Launched by Brock University’s Goodman School of Business, the Business Breathers series will take place online Wednesdays at 11 a.m. and will feature 30 minutes of live industry and faculty expert-led discussions, followed by a 15-minute question-and-answer period.

Goodman Group, the Goodman School’s community-focused learning and development services provider, created the initiative to support its clients and community partners.

“In this era of uncertainly, Business Breathers are an opportunity for entrepreneurs, leaders and others to take a break, catch their breath and take part in insightful discussion on timely topics that are relevant to their business and everyday lives,” said Abdul Rahimi, Director of Goodman Group.

Although the webinars are intended for the local business community, everyone is welcome to participate. Interested participants are asked to register online. A confirmation email will provide a link to access the webinar on the Lifesize video conferencing platform at the date and time it is planned.

Wednesday, May 20 - The ethics of exploiting loopholes

Led by Professor of Organizational Behaviour, Human Resources Management, Ethics and Entrepreneurship Paul Dunn

Dunn says that as governments act quickly to introduce new programs in response to the COVID-19 crisis, omissions and ambiguity in the regulations creates loopholes for people and businesses to exploit.
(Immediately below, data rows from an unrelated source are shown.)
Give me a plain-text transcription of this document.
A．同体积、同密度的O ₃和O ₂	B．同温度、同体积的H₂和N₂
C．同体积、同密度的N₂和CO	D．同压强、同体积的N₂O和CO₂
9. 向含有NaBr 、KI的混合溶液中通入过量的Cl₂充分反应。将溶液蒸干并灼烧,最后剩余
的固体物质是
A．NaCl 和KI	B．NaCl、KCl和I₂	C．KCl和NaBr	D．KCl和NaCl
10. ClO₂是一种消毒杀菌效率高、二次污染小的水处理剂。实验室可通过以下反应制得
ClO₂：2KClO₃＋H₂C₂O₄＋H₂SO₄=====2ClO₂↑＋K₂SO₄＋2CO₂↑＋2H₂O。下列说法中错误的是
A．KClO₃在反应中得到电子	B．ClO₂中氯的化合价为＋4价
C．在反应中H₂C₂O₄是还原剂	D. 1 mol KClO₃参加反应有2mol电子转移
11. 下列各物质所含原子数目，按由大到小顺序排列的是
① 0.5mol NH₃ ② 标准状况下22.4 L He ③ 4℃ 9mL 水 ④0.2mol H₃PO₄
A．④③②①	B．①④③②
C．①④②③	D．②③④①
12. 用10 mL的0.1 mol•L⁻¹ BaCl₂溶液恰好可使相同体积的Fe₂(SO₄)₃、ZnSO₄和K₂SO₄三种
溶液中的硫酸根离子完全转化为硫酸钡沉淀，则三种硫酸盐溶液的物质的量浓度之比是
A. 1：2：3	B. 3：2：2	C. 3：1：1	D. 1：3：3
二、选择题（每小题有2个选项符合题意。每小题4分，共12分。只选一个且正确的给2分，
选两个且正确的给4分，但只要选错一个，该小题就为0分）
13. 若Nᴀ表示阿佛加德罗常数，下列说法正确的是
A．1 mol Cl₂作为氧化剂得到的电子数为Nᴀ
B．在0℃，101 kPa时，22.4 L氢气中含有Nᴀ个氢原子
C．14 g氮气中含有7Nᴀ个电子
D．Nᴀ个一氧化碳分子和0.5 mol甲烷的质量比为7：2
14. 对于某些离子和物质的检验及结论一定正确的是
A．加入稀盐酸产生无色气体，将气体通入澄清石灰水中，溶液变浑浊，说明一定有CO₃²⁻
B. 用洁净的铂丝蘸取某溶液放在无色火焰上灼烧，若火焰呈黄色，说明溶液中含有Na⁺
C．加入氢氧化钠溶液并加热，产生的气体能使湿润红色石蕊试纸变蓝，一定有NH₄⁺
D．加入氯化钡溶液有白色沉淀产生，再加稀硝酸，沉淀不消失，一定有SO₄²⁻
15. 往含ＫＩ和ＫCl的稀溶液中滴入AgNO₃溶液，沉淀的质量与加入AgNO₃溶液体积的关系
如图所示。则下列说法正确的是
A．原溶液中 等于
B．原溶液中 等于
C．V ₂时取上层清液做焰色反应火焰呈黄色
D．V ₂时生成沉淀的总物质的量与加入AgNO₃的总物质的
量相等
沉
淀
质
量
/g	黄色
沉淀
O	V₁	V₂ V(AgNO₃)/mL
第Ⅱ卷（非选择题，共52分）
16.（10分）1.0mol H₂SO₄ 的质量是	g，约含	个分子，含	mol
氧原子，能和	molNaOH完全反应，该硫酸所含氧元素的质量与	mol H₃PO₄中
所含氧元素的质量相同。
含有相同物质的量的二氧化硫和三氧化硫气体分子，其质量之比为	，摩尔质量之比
“A lot of this legislation is being created to help the needy — people who have been laid off or small businesses struggling to survive — but those who don’t need the support are applying, even though they know they’re not actually eligible. By looking for loopholes, some may be adhering to the letter of the law, while simultaneously violating its spirit,” he said.

“Even though an action is not specifically mentioned as prohibited, it does not mean it is ethically acceptable. We must all take the moral high ground and act, not out of pursuing personal benefit, but rather for the common good.”

Wednesday, May 27 - Managing through the unimaginable: Leadership and business sustainability in times of COVID-19

Led by Goodman School of Business Dean Andrew Gaudes

“It’s unimaginable to think the world would go into hibernation because of global disease,” Gaudes said. “In times like this, our foundational assumptions can be completely shaken. Without a strong foundation, we must focus on our core purpose.”

Gaudes offered the example of the University continuing to provide professional and personal fulfilment for students despite the limitations to offer face-to-face classes.

“If the University’s core purpose was to teach students in a physical classroom, we’d have to permanently shut our doors,” he said. “Instead, we are using the resources and supports available to us, and within our control, to continue with our mission.”